A study conducted by General Motors Advanced Engineering Group found more than half of all maintenance performed was reactive; preventive maintenance activities account for one third of the effort with world class at just under 50% of all activities; predictive maintenance averaged only 13% of maintenance activities.
Basic principles that can be applied within any company include:
- Pre-planning and scheduling of work
- Improving parts and material availability
- Implementing self directed dispatching based upon a meaningful priority system
- Identifying and establishing a meaningful backlog comprised of corrective, routine preventive, and predictive work
- Identifying, managing, and deploying spare parts and materials
REACTIVE REGIMES
When maintenance is reactive it is often characterised by a range of factors. Low equipment reliability can often be masked by high equipment availabilities. Closer analysis can show that equipment with high availabilities is also breaking down frequently.
Low mean time to repair can often be very misleading as to the performance of the plant equipment as a whole. In a reactive state, it is often very low. This is because the workforce is accustomed to having to repair equipment quickly. Although a positive, in terms of workforce abilities, it often indicates a situation in which the plant itself is often failing.
One of the lead on effects of low equipment reliability is the inability of the maintenance store to accurately control the level of inventory required. When they cannot be sure what will be required tomorrow, it is impossible to construct anything like a long-range plan for managing the inventory levels in a satisfactory manner.
The flow on from poor inventory planning is the number of uncontrolled stores that maintenance departments are inclined to keep. This is due to the fact that maintenance has no confidence in the store department to adequately maintain the levels of stock required and stems from the poor equipment reliability.
With the effects of all of the factors above, the workforce in this situation is generally extremely reactive in nature. When trying to change the corporate culture of an organization, this can often be one of the most difficult areas to change. The workforce takes a great deal of pride in its abilities to keep the plant running, and rightly so. There is a tendency to want to run off and “save the day.”
PLANNED MAINTENANCE
In contrast, a planned state of maintenance includes the following factors:
Control over the maintenance resources
When correct maintenance planning and scheduling procedures are introduced, there is often a vast and rapid change in the understanding of what is required of the maintenance resources from week to week.

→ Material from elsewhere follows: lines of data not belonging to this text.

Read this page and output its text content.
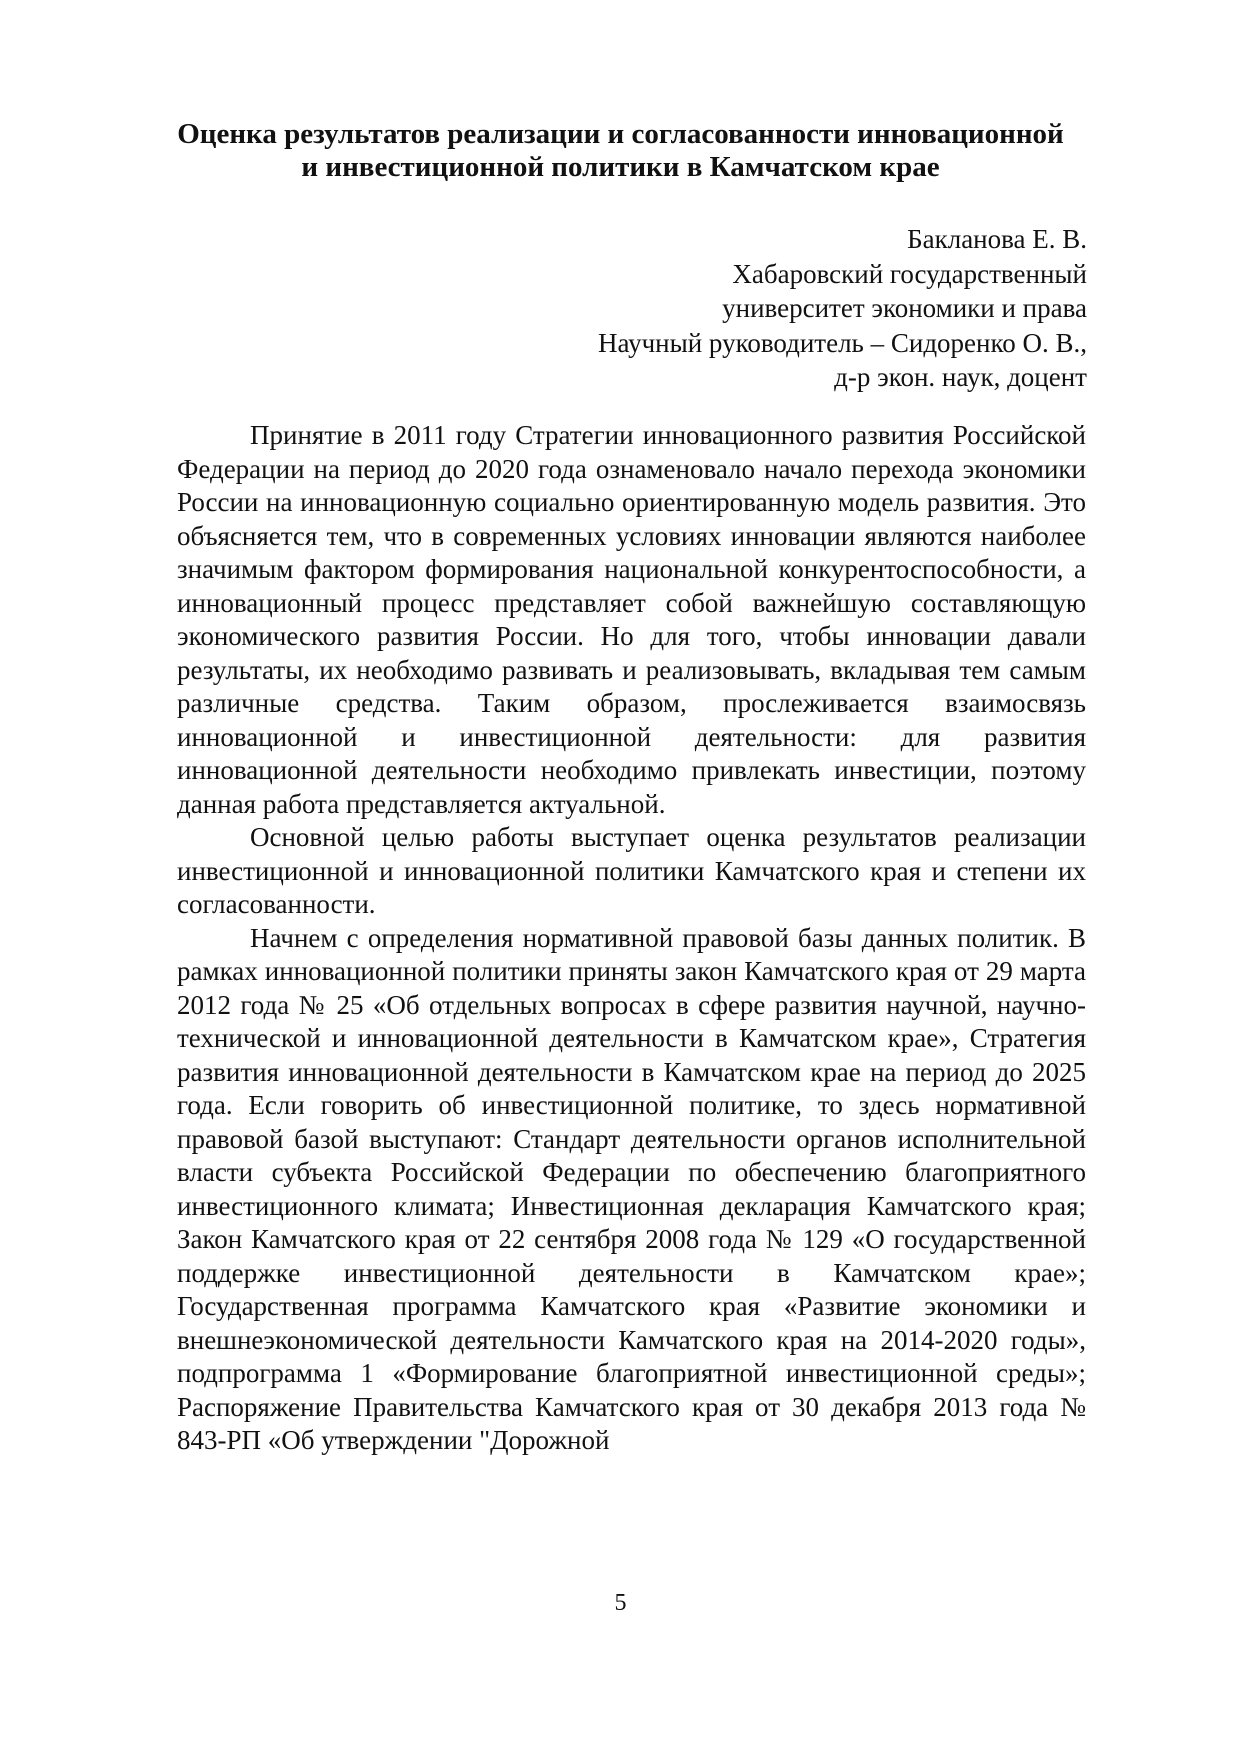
Оценка результатов реализации и согласованности инновационной
и инвестиционной политики в Камчатском крае
Бакланова Е. В.
Хабаровский государственный
университет экономики и права
Научный руководитель – Сидоренко О. В.,
д-р экон. наук, доцент

Принятие в 2011 году Стратегии инновационного развития Российской Федерации на период до 2020 года ознаменовало начало перехода экономики России на инновационную социально ориентированную модель развития. Это объясняется тем, что в современных условиях инновации являются наиболее значимым фактором формирования национальной конкурентоспособности, а инновационный процесс представляет собой важнейшую составляющую экономического развития России. Но для того, чтобы инновации давали результаты, их необходимо развивать и реализовывать, вкладывая тем самым различные средства. Таким образом, прослеживается взаимосвязь инновационной и инвестиционной деятельности: для развития инновационной деятельности необходимо привлекать инвестиции, поэтому данная работа представляется актуальной.

Основной целью работы выступает оценка результатов реализации инвестиционной и инновационной политики Камчатского края и степени их согласованности.

Начнем с определения нормативной правовой базы данных политик. В рамках инновационной политики приняты закон Камчатского края от 29 марта 2012 года № 25 «Об отдельных вопросах в сфере развития научной, научно-технической и инновационной деятельности в Камчатском крае», Стратегия развития инновационной деятельности в Камчатском крае на период до 2025 года. Если говорить об инвестиционной политике, то здесь нормативной правовой базой выступают: Стандарт деятельности органов исполнительной власти субъекта Российской Федерации по обеспечению благоприятного инвестиционного климата; Инвестиционная декларация Камчатского края; Закон Камчатского края от 22 сентября 2008 года № 129 «О государственной поддержке инвестиционной деятельности в Камчатском крае»; Государственная программа Камчатского края «Развитие экономики и внешнеэкономической деятельности Камчатского края на 2014-2020 годы», подпрограмма 1 «Формирование благоприятной инвестиционной среды»; Распоряжение Правительства Камчатского края от 30 декабря 2013 года № 843-РП «Об утверждении "Дорожной

5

This can easily extend to monthly planning periods.
Increased inventory control
The twin effects of increased equipment reliability and better planning and scheduling lead directly to increased control over the through puts of the maintenance stores.

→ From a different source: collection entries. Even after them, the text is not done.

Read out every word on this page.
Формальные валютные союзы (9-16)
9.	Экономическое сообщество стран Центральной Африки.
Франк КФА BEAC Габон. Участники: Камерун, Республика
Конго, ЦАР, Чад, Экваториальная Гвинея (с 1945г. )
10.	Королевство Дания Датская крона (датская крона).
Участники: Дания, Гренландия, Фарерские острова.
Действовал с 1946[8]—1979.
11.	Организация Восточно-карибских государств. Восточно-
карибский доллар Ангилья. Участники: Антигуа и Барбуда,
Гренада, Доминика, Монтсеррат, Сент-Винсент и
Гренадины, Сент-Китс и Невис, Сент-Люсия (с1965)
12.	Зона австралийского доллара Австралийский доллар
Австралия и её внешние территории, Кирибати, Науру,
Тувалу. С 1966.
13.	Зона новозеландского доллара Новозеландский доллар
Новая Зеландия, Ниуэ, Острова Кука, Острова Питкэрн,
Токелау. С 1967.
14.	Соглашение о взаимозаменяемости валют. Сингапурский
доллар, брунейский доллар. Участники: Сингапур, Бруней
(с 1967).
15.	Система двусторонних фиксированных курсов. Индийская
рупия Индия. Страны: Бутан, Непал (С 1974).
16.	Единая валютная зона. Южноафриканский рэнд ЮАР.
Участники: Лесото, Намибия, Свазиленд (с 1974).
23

Elimination of much of the “waste” of the business processes
With accurate planning and scheduling processes, much of the waste in the processes will cease to exist. Waste appears generally in the form of waiting times for materials, equipment availability and in the provision of inaccurate information.
Increased accuracy in maintenance budgeting
With the increases in equipment reliability, large gains in budget accuracy are immediately possible. The ability to forecast maintenance requirements, either by equipment or activity, is vastly enhanced when a company reaches the planned stage of maintenance.
Reduced maintenance costs
In conservative terms, a task that has been planned and scheduled is at least 50% more efficient in terms of both costs and time to complete. Using this as a standard and applying it to the amount of tasks that are now executed in an unplanned fashion we can easily see the range of savings that are possible.
Moving an organization from “Reactive Status” to “Planned Status” involves six steps (covered in detail in Daryl Mather’s book, Maintenance Management The Planned State).
- Establish Business Rules and Guidelines
- CMMS System
- Work Process Definition
- Equipment Strategies
- Exception and Functional Reports
- KPI Reports (Key performance Indicator)
The desire to become as successful as the best in the world is a heady goal but one that is achievable with an intense effort.